To be honest, I wanted Beebe to write that review ever since the book was released—but in my negotiations to arrange a JAP review it fell on my shoulders to do the deed (albeit with his support and help). Be careful what you wish for!
It was not simple nor easy to write. After pouring myself into it and identifying the arguments to erect my edifice, the number of words I was permitted for my essay comprised about a third of the size I had compiled. It was rather like designing a condominium, only to discover that you barely have room to erect a cottage (and they begrudge you even the size of that modest structure!).

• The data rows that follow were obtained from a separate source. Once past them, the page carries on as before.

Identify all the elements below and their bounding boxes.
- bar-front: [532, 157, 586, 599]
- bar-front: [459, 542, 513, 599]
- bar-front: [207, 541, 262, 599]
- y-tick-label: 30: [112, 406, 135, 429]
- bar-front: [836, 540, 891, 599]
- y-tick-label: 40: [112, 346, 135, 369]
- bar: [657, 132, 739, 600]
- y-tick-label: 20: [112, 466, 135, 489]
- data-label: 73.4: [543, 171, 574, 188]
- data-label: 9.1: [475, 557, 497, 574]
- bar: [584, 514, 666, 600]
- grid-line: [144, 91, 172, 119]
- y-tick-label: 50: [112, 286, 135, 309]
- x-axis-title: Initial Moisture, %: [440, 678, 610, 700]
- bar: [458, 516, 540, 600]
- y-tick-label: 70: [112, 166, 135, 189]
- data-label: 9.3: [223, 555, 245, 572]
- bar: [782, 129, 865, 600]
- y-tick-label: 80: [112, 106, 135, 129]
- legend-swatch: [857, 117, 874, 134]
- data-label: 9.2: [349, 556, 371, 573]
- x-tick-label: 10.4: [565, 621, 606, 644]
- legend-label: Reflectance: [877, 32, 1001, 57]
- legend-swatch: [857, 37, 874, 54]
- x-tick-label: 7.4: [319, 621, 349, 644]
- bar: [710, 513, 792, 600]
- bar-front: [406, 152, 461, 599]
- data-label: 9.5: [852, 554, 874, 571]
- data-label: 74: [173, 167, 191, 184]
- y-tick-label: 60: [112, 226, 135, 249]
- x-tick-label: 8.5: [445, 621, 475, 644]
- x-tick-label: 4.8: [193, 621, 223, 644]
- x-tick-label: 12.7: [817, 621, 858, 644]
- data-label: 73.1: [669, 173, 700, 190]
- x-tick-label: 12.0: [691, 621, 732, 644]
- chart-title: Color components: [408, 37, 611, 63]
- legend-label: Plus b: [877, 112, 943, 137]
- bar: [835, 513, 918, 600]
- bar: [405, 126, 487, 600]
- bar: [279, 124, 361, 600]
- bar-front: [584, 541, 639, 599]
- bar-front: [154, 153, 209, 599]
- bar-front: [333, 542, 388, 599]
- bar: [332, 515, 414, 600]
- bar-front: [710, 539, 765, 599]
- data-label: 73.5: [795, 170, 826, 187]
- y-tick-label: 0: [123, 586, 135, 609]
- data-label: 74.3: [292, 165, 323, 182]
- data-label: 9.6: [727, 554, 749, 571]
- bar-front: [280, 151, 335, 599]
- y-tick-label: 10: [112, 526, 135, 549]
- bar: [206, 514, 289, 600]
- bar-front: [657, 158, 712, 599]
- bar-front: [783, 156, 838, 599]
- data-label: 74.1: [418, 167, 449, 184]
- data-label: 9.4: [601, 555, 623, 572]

I undertook an extensive process of composing, cutting, re-working, re-thinking, reviewing, editing, responding to challenges by Beebe and two (two!) editors before it went out the door. But I’m proud of it, and it’s my small “Davidian” challenge to Hillman the “Goliath.” It’s not much, but I took a stand, as small as it is on the face of it.
The issue was finally published this week:
You can find it online at: https://onlinelibrary.wiley.com/toc/14685922/2021/66/5
If you are interested in typology, this issue will be required reading for you to come up to date on the “state of the art” with respect to typology.
With any luck, this will be the first of two articles on typology authored by yours truly that will be published by the end of the year.